Your arquillian container was using hornetq 2.3.2... This fix was made on hornetQ 2.3.4 and it involved client changes... so if your MDBs are running with 2.3.2 then your test is invalid.
I have changed it your test to use 2.3.4 now, I'm running again.
What I found so far is that you are not using node-id on the transaction manager. The times I had seen this fail it was because the TM decided to rollback stuff. I also had cases where everything worked but I needed to wait recovery. I'm still investigating
After I had set node-id, I can't see messages pending even though your test still informing about them... I can see they are available for consuming on paging with a late commit. (after recovery)
I wouldn't call this a blocker.. I would off course make it high priority to fix right after the release. My reasoning: I - if there is an issue here: it's a really rare race. II - It's not a regression. Nothing new introduced on the code. III - it involves paging, recovery and failover. Having said that I will continue the investigation. we may raise it as a known issue if you like and we may have an one-off after the investigation. @Miroslav: I have changed your code on the lab to not ack messages. and I have adde node-ids on the transaction-managers for each node. if you could please repeat these tests.. I will talk to you after I wake up.

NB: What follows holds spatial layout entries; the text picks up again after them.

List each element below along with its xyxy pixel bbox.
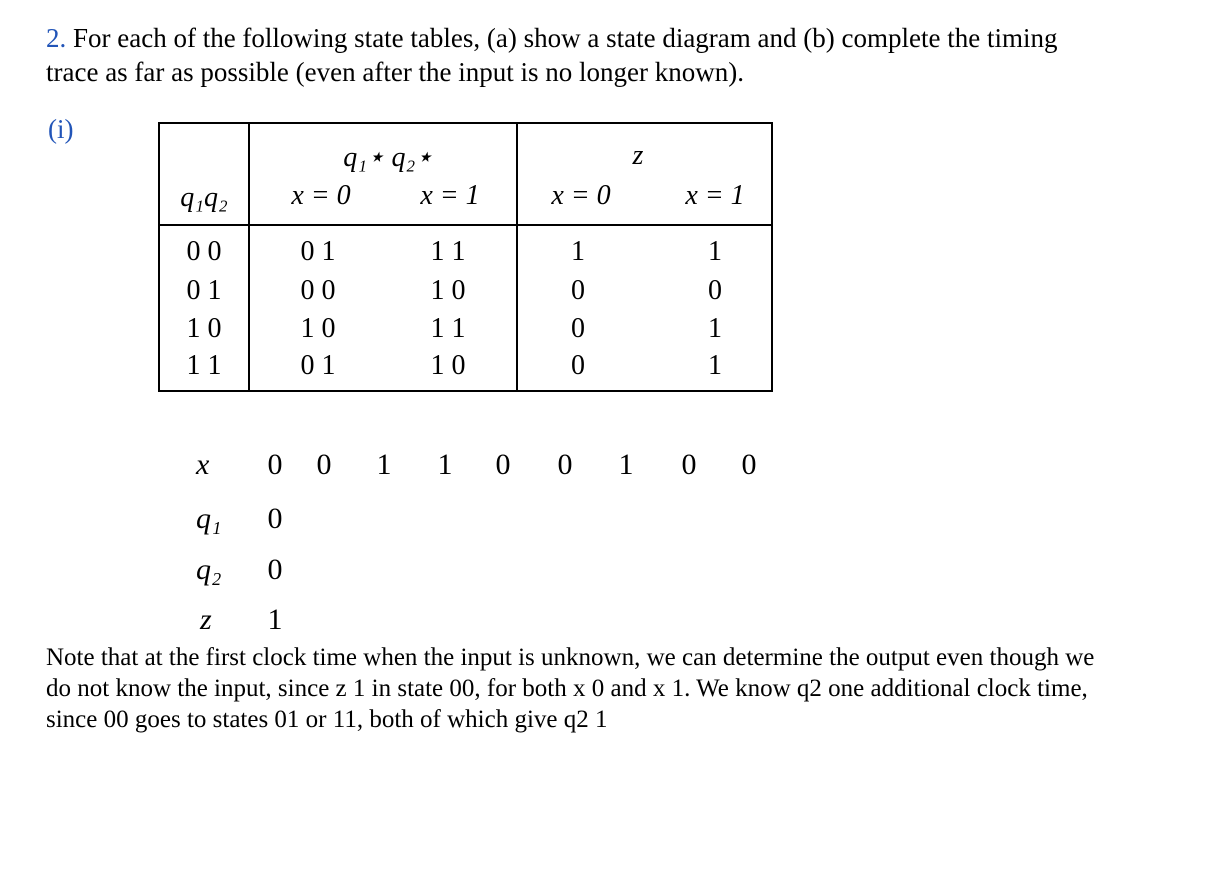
trace-x-9: 0 <box>741 448 757 481</box>
question-text-1: For each of the following state tables, (a) show a state diagram and (b) complete the timing <box>66 23 1058 53</box>
row-3-z1: 1 <box>708 313 722 344</box>
row-3-z0: 0 <box>571 313 585 344</box>
row-1-z1: 1 <box>708 236 722 267</box>
trace-x-6: 0 <box>557 448 573 481</box>
header-x0-next: x = 0 <box>291 180 351 211</box>
trace-q1-1: 0 <box>267 502 283 535</box>
row-3-state: 1 0 <box>186 313 222 344</box>
trace-q1-label: q₁ <box>196 502 222 535</box>
trace-q2-label: q₂ <box>196 553 222 586</box>
trace-q2-1: 0 <box>267 553 283 586</box>
question-line-1 <box>46 22 1057 54</box>
part-label: (i) <box>48 114 74 144</box>
trace-x-label: x <box>196 448 210 481</box>
trace-x-4: 1 <box>437 448 453 481</box>
row-2-z1: 0 <box>708 275 722 306</box>
header-x1-out: x = 1 <box>685 180 745 211</box>
header-state: q₁q₂ <box>180 182 228 213</box>
row-3-ns0: 1 0 <box>300 313 336 344</box>
row-2-ns0: 0 0 <box>300 275 336 306</box>
header-next-state: q₁⋆ q₂⋆ <box>343 142 433 173</box>
trace-z-label: z <box>200 603 212 636</box>
row-1-state: 0 0 <box>186 236 222 267</box>
header-x0-out: x = 0 <box>551 180 611 211</box>
note-line-2: do not know the input, since z 1 in state 00, for both x 0 and x 1. We know q2 one additional clock time, <box>46 675 1088 702</box>
row-4-z0: 0 <box>571 350 585 381</box>
row-2-z0: 0 <box>571 275 585 306</box>
row-1-ns1: 1 1 <box>430 236 466 267</box>
trace-x-7: 1 <box>618 448 634 481</box>
row-2-state: 0 1 <box>186 275 222 306</box>
row-4-ns0: 0 1 <box>300 350 336 381</box>
row-2-ns1: 1 0 <box>430 275 466 306</box>
row-4-ns1: 1 0 <box>430 350 466 381</box>
row-3-ns1: 1 1 <box>430 313 466 344</box>
header-x1-next: x = 1 <box>420 180 480 211</box>
row-4-z1: 1 <box>708 350 722 381</box>
explanation-note <box>46 642 1156 735</box>
trace-x-1: 0 <box>267 448 283 481</box>
question-line-2: trace as far as possible (even after the input is no longer known). <box>46 57 745 87</box>
note-line-3: since 00 goes to states 01 or 11, both of which give q2 1 <box>46 706 608 733</box>
row-1-ns0: 0 1 <box>300 236 336 267</box>
question-number: 2. <box>46 23 67 53</box>
table-header-divider <box>158 224 773 226</box>
trace-x-2: 0 <box>316 448 332 481</box>
row-4-state: 1 1 <box>186 350 222 381</box>
trace-x-5: 0 <box>495 448 511 481</box>
header-output: z <box>632 140 644 171</box>
trace-x-8: 0 <box>681 448 697 481</box>
trace-x-3: 1 <box>376 448 392 481</box>
row-1-z0: 1 <box>571 236 585 267</box>
note-line-1: Note that at the first clock time when the input is unknown, we can determine the output even though we <box>46 644 1095 671</box>
trace-z-1: 1 <box>267 603 283 636</box>
state-table <box>158 122 773 392</box>
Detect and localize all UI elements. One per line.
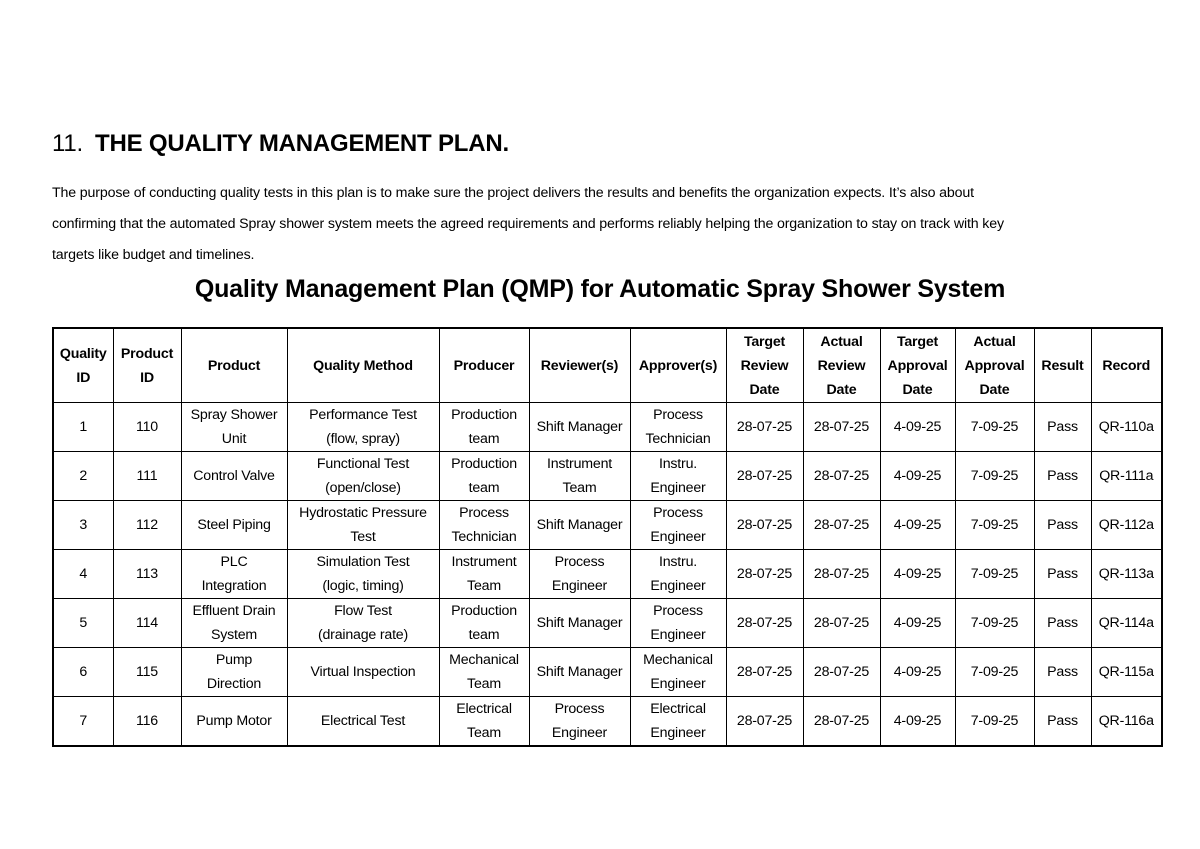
cell-text-line: QR-113a [1098,566,1154,582]
cell-text-line: 4-09-25 [893,468,942,484]
cell-text-line: Shift Manager [536,419,623,435]
cell-text-line: 7-09-25 [970,419,1019,435]
cell-approvers [630,452,726,501]
cell-text-line: 111 [136,468,158,484]
cell-text-line: Pass [1047,517,1078,533]
cell-text-line: 4 [79,566,88,582]
table-row [53,697,1162,747]
header-target-review-date [726,328,803,403]
cell-text-line: PLC [220,554,248,570]
header-record [1091,328,1162,403]
cell-text-line: Pass [1047,615,1078,631]
cell-text-line: 4-09-25 [893,664,942,680]
cell-text-line: ID [140,369,154,386]
cell-quality-method [287,403,439,452]
cell-producer [439,599,529,648]
intro-line: confirming that the automated Spray shower system meets the agreed requirements and performs reliably helping the organization to stay on track with key [52,216,1004,232]
table-row [53,648,1162,697]
cell-actual-review-date [803,550,880,599]
cell-quality-method [287,452,439,501]
cell-text-line: Team [467,676,501,692]
cell-target-review-date [726,550,803,599]
cell-producer [439,501,529,550]
cell-text-line: Approver(s) [638,357,718,374]
cell-reviewers [529,501,630,550]
cell-quality-id [53,648,113,697]
cell-reviewers [529,697,630,747]
cell-record [1091,452,1162,501]
header-producer [439,328,529,403]
cell-product-id [113,501,181,550]
cell-text-line: Steel Piping [197,517,271,533]
cell-result [1034,403,1091,452]
cell-target-review-date [726,599,803,648]
cell-text-line: Producer [453,357,515,374]
header-product-id [113,328,181,403]
header-result [1034,328,1091,403]
cell-text-line: QR-112a [1098,517,1154,533]
cell-text-line: Hydrostatic Pressure [299,505,427,521]
cell-text-line: 28-07-25 [736,419,793,435]
cell-text-line: 3 [79,517,88,533]
cell-product [181,550,287,599]
cell-text-line: Technician [645,431,711,447]
section-number: 11. [52,130,83,157]
cell-text-line: ID [76,369,91,386]
cell-text-line: (drainage rate) [317,627,409,643]
cell-quality-id [53,550,113,599]
cell-approvers [630,648,726,697]
cell-actual-approval-date [955,501,1034,550]
cell-actual-review-date [803,403,880,452]
header-approvers [630,328,726,403]
header-quality-id [53,328,113,403]
cell-reviewers [529,648,630,697]
cell-target-approval-date [880,648,955,697]
cell-text-line: Process [554,701,605,717]
cell-text-line: 2 [79,468,88,484]
cell-text-line: 4-09-25 [893,517,942,533]
cell-target-approval-date [880,599,955,648]
cell-text-line: Pass [1047,664,1078,680]
cell-text-line: Production [451,603,517,619]
cell-text-line: 112 [135,517,159,533]
cell-text-line: Engineer [650,578,706,594]
table-title: Quality Management Plan (QMP) for Automatic Spray Shower System [194,275,1006,303]
cell-text-line: Date [826,381,857,398]
cell-text-line: QR-115a [1098,664,1154,680]
header-product [181,328,287,403]
cell-text-line: 113 [135,566,159,582]
cell-text-line: 7-09-25 [970,713,1019,729]
cell-text-line: 4-09-25 [893,713,942,729]
cell-text-line: Integration [201,578,267,594]
cell-text-line: Electrical [650,701,706,717]
cell-quality-method [287,648,439,697]
cell-text-line: Record [1102,357,1151,374]
cell-product-id [113,550,181,599]
cell-text-line: (open/close) [325,480,401,496]
cell-text-line: Pass [1047,468,1078,484]
cell-target-review-date [726,648,803,697]
cell-reviewers [529,599,630,648]
table-row [53,550,1162,599]
cell-product [181,452,287,501]
cell-text-line: Date [979,381,1010,398]
cell-actual-approval-date [955,648,1034,697]
cell-text-line: 4-09-25 [893,566,942,582]
cell-producer [439,550,529,599]
cell-quality-method [287,550,439,599]
cell-text-line: Approval [887,357,948,374]
cell-result [1034,501,1091,550]
cell-text-line: Team [467,725,501,741]
cell-text-line: 1 [79,419,88,435]
cell-text-line: 6 [79,664,88,680]
cell-actual-review-date [803,648,880,697]
cell-text-line: 110 [135,419,159,435]
cell-text-line: 116 [135,713,159,729]
cell-actual-approval-date [955,452,1034,501]
cell-target-approval-date [880,550,955,599]
cell-text-line: 5 [79,615,88,631]
cell-target-approval-date [880,697,955,747]
cell-approvers [630,599,726,648]
cell-text-line: 28-07-25 [813,615,870,631]
section-title: THE QUALITY MANAGEMENT PLAN. [94,130,509,157]
cell-text-line: Actual [820,333,863,350]
cell-text-line: 7-09-25 [970,566,1019,582]
cell-product-id [113,697,181,747]
cell-approvers [630,501,726,550]
cell-product-id [113,452,181,501]
cell-text-line: QR-110a [1098,419,1154,435]
header-target-approval-date [880,328,955,403]
table-row [53,501,1162,550]
cell-text-line: 7-09-25 [970,664,1019,680]
cell-text-line: Shift Manager [536,664,623,680]
cell-target-review-date [726,403,803,452]
cell-producer [439,452,529,501]
cell-text-line: Engineer [551,578,608,594]
cell-result [1034,452,1091,501]
cell-text-line: 28-07-25 [813,419,870,435]
cell-text-line: team [468,431,500,447]
cell-text-line: Result [1041,357,1084,374]
cell-target-approval-date [880,403,955,452]
cell-text-line: Technician [451,529,517,545]
cell-text-line: QR-111a [1099,468,1154,484]
cell-text-line: 7 [79,713,88,729]
cell-text-line: Unit [221,431,247,447]
intro-paragraph [52,178,1152,271]
cell-reviewers [529,403,630,452]
cell-text-line: Quality Method [313,357,413,374]
cell-text-line: 28-07-25 [736,468,793,484]
cell-actual-approval-date [955,599,1034,648]
cell-text-line: Engineer [650,480,706,496]
cell-text-line: Functional Test [316,456,410,472]
cell-text-line: Process [554,554,605,570]
cell-quality-method [287,501,439,550]
header-actual-review-date [803,328,880,403]
cell-text-line: Pass [1047,713,1078,729]
cell-text-line: Date [902,381,933,398]
cell-text-line: 28-07-25 [736,566,793,582]
cell-quality-id [53,452,113,501]
section-heading [52,130,509,158]
cell-text-line: 28-07-25 [736,713,793,729]
cell-text-line: Process [653,407,703,423]
cell-text-line: QR-116a [1098,713,1154,729]
cell-text-line: Target [896,333,939,350]
cell-quality-id [53,501,113,550]
cell-text-line: Actual [973,333,1016,350]
cell-target-review-date [726,452,803,501]
cell-text-line: Engineer [650,529,706,545]
cell-text-line: 7-09-25 [970,468,1019,484]
cell-text-line: Flow Test [334,603,392,619]
cell-text-line: Instrument [546,456,613,472]
cell-text-line: Test [350,529,376,545]
cell-text-line: (flow, spray) [326,431,400,447]
cell-text-line: Team [467,578,501,594]
header-reviewers [529,328,630,403]
cell-text-line: Control Valve [193,468,275,484]
cell-record [1091,403,1162,452]
cell-text-line: Engineer [551,725,608,741]
cell-text-line: (logic, timing) [322,578,404,594]
cell-text-line: Approval [964,357,1025,374]
cell-target-review-date [726,501,803,550]
cell-text-line: Mechanical [643,652,713,668]
cell-producer [439,648,529,697]
cell-text-line: 28-07-25 [813,664,870,680]
cell-product-id [113,648,181,697]
cell-text-line: Production [451,407,517,423]
cell-result [1034,648,1091,697]
cell-result [1034,697,1091,747]
cell-text-line: Instru. [658,554,698,570]
cell-text-line: Process [653,505,703,521]
cell-reviewers [529,452,630,501]
cell-product [181,648,287,697]
cell-text-line: Instru. [658,456,698,472]
cell-text-line: Quality [59,345,107,362]
cell-text-line: 115 [135,664,159,680]
cell-producer [439,403,529,452]
header-quality-method [287,328,439,403]
cell-product [181,501,287,550]
cell-text-line: Engineer [650,627,706,643]
cell-target-approval-date [880,501,955,550]
cell-text-line: team [468,480,500,496]
cell-text-line: Process [459,505,509,521]
cell-text-line: Effluent Drain [192,603,276,619]
cell-text-line: Date [749,381,780,398]
table-row [53,452,1162,501]
cell-text-line: 114 [135,615,159,631]
cell-text-line: Virtual Inspection [310,664,416,680]
intro-line: targets like budget and timelines. [52,247,255,263]
cell-actual-review-date [803,599,880,648]
cell-text-line: Product [207,357,261,374]
cell-text-line: Reviewer(s) [540,357,619,374]
cell-producer [439,697,529,747]
cell-actual-approval-date [955,403,1034,452]
cell-text-line: Production [451,456,517,472]
cell-text-line: Product [120,345,174,362]
cell-quality-id [53,599,113,648]
cell-text-line: Pass [1047,419,1078,435]
cell-text-line: Electrical Test [320,713,406,729]
cell-record [1091,697,1162,747]
table-row [53,403,1162,452]
cell-text-line: Performance Test [309,407,417,423]
cell-actual-review-date [803,697,880,747]
cell-text-line: Shift Manager [536,517,623,533]
table-body [53,403,1162,747]
cell-product [181,599,287,648]
cell-record [1091,599,1162,648]
cell-text-line: Engineer [650,725,706,741]
cell-text-line: 28-07-25 [813,713,870,729]
header-actual-approval-date [955,328,1034,403]
qmp-table [52,327,1163,747]
cell-text-line: 28-07-25 [736,615,793,631]
cell-text-line: Spray Shower [190,407,278,423]
cell-quality-id [53,403,113,452]
cell-text-line: Shift Manager [536,615,623,631]
cell-text-line: Team [562,480,597,496]
cell-approvers [630,697,726,747]
cell-quality-id [53,697,113,747]
cell-text-line: Simulation Test [316,554,410,570]
cell-text-line: 28-07-25 [813,566,870,582]
table-header-row [53,328,1162,403]
cell-text-line: 28-07-25 [736,664,793,680]
cell-text-line: Mechanical [449,652,519,668]
cell-record [1091,501,1162,550]
cell-record [1091,648,1162,697]
cell-quality-method [287,599,439,648]
cell-target-review-date [726,697,803,747]
cell-actual-review-date [803,452,880,501]
cell-text-line: Direction [206,676,262,692]
cell-approvers [630,403,726,452]
cell-text-line: Engineer [650,676,706,692]
cell-text-line: 7-09-25 [970,615,1019,631]
cell-text-line: System [210,627,258,643]
cell-text-line: QR-114a [1098,615,1154,631]
cell-quality-method [287,697,439,747]
cell-text-line: Pass [1047,566,1078,582]
cell-text-line: 7-09-25 [970,517,1019,533]
cell-product [181,697,287,747]
cell-text-line: 28-07-25 [813,517,870,533]
intro-line: The purpose of conducting quality tests in this plan is to make sure the project delivers the results and benefits the organization expects. It’s also about [52,185,974,201]
cell-text-line: Review [817,357,866,374]
cell-product-id [113,403,181,452]
cell-text-line: Electrical [456,701,512,717]
cell-result [1034,550,1091,599]
cell-text-line: Review [740,357,789,374]
cell-approvers [630,550,726,599]
cell-target-approval-date [880,452,955,501]
cell-result [1034,599,1091,648]
cell-record [1091,550,1162,599]
cell-text-line: Process [653,603,703,619]
cell-text-line: team [468,627,500,643]
cell-product-id [113,599,181,648]
cell-product [181,403,287,452]
cell-text-line: 28-07-25 [813,468,870,484]
cell-text-line: 4-09-25 [893,615,942,631]
cell-text-line: 4-09-25 [893,419,942,435]
cell-text-line: Target [743,333,786,350]
cell-text-line: Pump [215,652,253,668]
cell-text-line: Instrument [451,554,517,570]
cell-actual-approval-date [955,697,1034,747]
cell-actual-approval-date [955,550,1034,599]
cell-text-line: 28-07-25 [736,517,793,533]
cell-actual-review-date [803,501,880,550]
cell-text-line: Pump Motor [196,713,272,729]
table-row [53,599,1162,648]
cell-reviewers [529,550,630,599]
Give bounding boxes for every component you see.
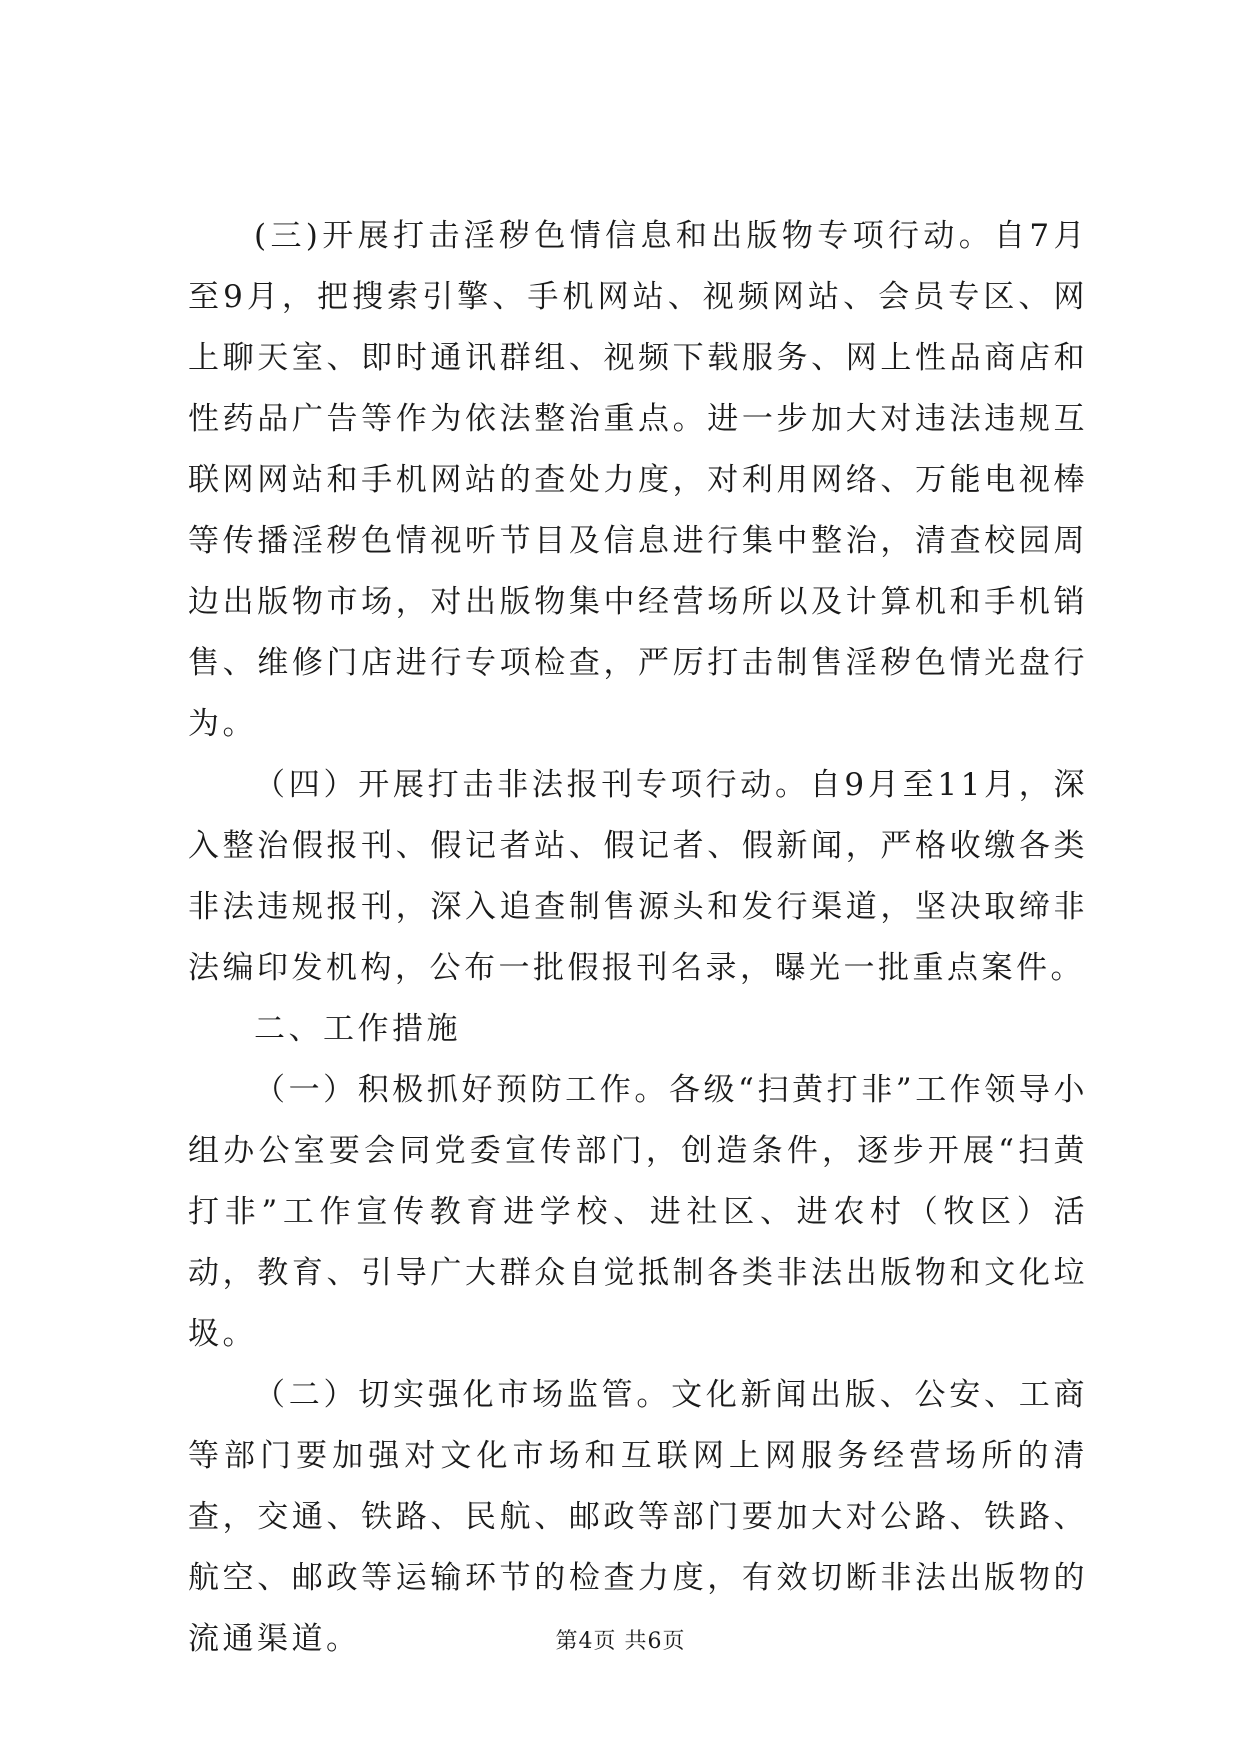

Hi Clebert, thank you for your feedback. Property hornetq.version is used only in compatibility tests for standalone JMS clients in different maven profile. It's not used in this test and different version of JMS client does not influence this test. There is default node-identifier set on transaction manager on server with MDB. Test is waiting 5 min to recover all transactions which should provide enough time. Anyway even with suggested changes test is still failing. Mirek
PR sent: https://github.com/hornetq/hornetq/pull/1278
I'm removing the word regression since this wasn't a regression... it's just that you didn't hit this issue before. it was a really rare race on failover.
`Requires doc text` flag cleared as it is too late to include this issue in the JBoss EAP 6.2.0 Release Notes.
This bugzilla was lost from focus. There are no issues in failover tests with MDBs in EAP 6.4.0.DR12. This had to be fixed in some of the previous versions. Closing bz as current release.